И снова в ветреной сырой ночи резкий и непреклонный голос:
— Я на себя никому кабалы не давал.
Наутро у белой княжеской юрты сбилось в кучу все население улуса. Женщины побросали мыть шерсть. Пастухи пришли со степи, оставив без присмотра стада и отары. Под Красным Яром, где до этого многие годы кочевал улус, никогда еще не бывало, чтобы сговорчивые, открытые душой подгородные качинцы поднимали руку на русских.
Молодая Мунгатова жена Хызанче, невысокая, со смуглым, похожим на шаньгу лицом, не спеша вытащила изо рта обсосанную прямую трубку, положила в стороне на росную траву. Что-то горячо зашептала, призывая себе в помощь родовых духов, и принялась свирепо хлестать плетью по обнаженным худым спинам казаков. И только когда взопрела и задохнулась от усталости, раскрасневшаяся, сердитая, она сунула плеть в руки стоявшему рядом с ней молодому качинцу.
— Побить их насмерть и псам кинуть! — переводя дух, визгливо воскликнула Хызанче.
Казаков хотел было защитить добрый старик Торгай, одинокий седой человек с усталым взглядом плененной птицы. Он был очень старым и мудрым, знал многие обычаи своего народа, играл на семиструнном чатхане[1] и все еще звучным гортанным голосом пел сказания о далеких временах, о многих памятных битвах с приходившими в степь уйгурами и монголами.

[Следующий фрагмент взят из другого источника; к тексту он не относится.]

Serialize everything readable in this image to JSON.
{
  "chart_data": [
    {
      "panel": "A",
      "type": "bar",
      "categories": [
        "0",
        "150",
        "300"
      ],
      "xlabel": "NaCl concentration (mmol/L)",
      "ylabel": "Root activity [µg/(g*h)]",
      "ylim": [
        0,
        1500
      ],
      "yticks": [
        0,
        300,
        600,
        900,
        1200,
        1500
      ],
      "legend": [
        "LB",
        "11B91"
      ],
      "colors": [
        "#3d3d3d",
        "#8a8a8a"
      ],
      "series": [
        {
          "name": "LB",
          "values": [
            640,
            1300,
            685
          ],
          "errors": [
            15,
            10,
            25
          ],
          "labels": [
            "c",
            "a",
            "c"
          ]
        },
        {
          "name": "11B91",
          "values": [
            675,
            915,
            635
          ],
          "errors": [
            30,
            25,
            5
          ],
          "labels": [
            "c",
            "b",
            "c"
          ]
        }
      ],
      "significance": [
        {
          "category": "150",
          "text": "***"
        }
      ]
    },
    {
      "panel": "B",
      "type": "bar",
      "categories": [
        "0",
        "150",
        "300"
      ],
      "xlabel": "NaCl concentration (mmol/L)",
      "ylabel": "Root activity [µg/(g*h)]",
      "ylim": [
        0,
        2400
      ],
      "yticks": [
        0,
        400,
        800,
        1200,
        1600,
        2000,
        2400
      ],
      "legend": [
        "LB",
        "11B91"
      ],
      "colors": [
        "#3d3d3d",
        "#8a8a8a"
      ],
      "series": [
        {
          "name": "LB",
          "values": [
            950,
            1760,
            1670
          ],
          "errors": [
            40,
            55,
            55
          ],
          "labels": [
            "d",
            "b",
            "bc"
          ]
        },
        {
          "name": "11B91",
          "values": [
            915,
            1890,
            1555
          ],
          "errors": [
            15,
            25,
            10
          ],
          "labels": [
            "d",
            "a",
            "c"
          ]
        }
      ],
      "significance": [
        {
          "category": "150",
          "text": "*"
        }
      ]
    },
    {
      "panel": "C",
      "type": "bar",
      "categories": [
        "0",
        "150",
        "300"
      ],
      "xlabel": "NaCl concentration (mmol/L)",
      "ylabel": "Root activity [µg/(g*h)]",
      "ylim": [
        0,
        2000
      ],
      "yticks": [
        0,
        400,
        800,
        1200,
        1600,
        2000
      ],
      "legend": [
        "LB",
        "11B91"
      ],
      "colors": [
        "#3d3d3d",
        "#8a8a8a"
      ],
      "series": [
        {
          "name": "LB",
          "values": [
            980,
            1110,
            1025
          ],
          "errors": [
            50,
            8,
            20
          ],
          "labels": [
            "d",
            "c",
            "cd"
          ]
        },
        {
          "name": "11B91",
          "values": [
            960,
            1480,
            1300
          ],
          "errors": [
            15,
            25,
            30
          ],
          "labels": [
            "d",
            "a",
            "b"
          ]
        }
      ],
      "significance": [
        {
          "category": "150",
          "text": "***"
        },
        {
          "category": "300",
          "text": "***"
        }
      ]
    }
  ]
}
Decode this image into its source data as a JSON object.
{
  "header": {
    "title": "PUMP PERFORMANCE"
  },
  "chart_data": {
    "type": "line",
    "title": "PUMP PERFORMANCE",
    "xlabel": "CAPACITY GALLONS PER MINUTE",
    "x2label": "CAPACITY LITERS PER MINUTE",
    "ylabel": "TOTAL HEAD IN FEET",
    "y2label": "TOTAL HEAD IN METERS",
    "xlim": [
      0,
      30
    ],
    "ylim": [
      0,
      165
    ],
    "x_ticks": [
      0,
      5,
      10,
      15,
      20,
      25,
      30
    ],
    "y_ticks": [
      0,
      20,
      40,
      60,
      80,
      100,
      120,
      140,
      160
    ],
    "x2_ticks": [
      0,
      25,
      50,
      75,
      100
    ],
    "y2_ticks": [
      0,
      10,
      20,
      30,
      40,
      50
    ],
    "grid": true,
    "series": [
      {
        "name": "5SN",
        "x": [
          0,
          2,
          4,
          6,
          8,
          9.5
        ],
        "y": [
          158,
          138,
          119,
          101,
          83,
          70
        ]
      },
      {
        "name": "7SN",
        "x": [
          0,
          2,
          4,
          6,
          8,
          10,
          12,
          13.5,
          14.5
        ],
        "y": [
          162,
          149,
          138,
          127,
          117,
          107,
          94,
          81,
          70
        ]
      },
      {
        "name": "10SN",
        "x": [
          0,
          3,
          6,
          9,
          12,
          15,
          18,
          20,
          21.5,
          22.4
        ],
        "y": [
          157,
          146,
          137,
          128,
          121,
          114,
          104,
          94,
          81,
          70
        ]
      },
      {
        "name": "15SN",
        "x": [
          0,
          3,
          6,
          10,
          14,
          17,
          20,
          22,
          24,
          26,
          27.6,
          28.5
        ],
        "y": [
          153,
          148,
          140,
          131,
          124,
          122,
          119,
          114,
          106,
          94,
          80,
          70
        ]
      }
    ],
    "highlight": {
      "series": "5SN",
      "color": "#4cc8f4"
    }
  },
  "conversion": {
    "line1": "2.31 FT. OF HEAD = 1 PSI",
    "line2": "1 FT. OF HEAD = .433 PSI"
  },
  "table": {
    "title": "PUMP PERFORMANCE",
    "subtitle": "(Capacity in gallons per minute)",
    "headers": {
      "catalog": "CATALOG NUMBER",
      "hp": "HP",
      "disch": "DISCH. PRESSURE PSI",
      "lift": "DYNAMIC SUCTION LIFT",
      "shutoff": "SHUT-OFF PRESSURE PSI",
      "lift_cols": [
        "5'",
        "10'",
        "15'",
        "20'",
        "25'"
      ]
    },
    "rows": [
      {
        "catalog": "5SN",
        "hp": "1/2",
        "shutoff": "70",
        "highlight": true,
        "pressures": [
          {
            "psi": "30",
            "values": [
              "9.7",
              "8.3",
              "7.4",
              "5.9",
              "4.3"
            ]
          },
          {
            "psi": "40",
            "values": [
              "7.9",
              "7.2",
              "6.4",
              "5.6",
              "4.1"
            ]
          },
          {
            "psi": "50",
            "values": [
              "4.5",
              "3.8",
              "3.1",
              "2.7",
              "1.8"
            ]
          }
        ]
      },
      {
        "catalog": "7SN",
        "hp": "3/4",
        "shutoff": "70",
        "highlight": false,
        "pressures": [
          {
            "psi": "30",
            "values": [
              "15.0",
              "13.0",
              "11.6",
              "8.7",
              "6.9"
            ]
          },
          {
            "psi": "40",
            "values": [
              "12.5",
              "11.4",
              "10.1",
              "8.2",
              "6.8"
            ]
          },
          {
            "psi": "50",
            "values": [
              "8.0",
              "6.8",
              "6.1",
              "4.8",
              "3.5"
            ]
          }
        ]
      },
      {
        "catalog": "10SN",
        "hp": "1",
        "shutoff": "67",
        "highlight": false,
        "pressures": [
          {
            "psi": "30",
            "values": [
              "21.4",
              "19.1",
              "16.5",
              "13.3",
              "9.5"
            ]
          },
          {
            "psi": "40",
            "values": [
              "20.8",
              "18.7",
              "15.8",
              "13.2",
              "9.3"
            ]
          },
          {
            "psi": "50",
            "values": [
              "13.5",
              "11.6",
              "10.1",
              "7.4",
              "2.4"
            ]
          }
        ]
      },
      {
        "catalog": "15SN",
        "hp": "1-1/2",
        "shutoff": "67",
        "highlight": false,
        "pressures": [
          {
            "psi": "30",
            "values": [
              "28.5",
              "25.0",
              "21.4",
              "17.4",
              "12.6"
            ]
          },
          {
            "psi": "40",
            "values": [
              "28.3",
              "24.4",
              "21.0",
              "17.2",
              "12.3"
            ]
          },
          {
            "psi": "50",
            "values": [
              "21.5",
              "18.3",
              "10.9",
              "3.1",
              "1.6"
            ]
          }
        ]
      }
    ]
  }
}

— Выпущенная стрела не возвращается, — предостерегающе сказал Торгай. — Не делайте того, о чем придется жалеть. Думаешь пить воду — не смешивай ее с кровью.
Иренек услышал колючие, как шиповник, слова Торгая и шагнул к нему, протянул старику треххвостую, в палец плеть. Обжег старика полным досады и злости ястребиным взглядом.
Торгай невольно попятился и слабой своей рукой отвел твердую, словно литую, руку Иренека. Это удивило и еще больше разозлило киргизского князя, он насупился, угрожающе скрипнул оскаленными белыми зубами:
— Сытый кобель лает на хозяина.
Народ сжался от страха за своего любимца Торгая и притих, ожидая, что будет дальше. И тогда смело вышел вперед и широким плечом богатыря заслонил старика рослый парень в обтрепанном, залатанном во многих местах дерюжном зипуне.
Иренек, похожий на взъярившегося, готового кинуться в драку вепря, толкнул парня в грудь, но тот не упал, лишь слегка качнулся. Иренек снова толкнул, теперь уже посильнее. Парень снова качнулся и снова устоял. И неизвестно, чем бы закончился этот нешуточный спор, если бы не рассудительный Итпола. Он сдержанно и в то же время властно позвал Иренека в юрту и приказал улусным людям немедленно разойтись и заняться своим делом.
Казаки несколько долгих, томительных часов пролежали в расплавленной солнцем каменистой степи. Их сжигала нестерпимая, неотступная жажда, но никто во всем улусе не подал им воды. Иренек ходил около, пьяно посмеивался, похваляясь своей смелостью и заглядывая в измученные, темные лица несчастных пленников:
— Вот вам ясак! Вот как обирать Киргизскую орду!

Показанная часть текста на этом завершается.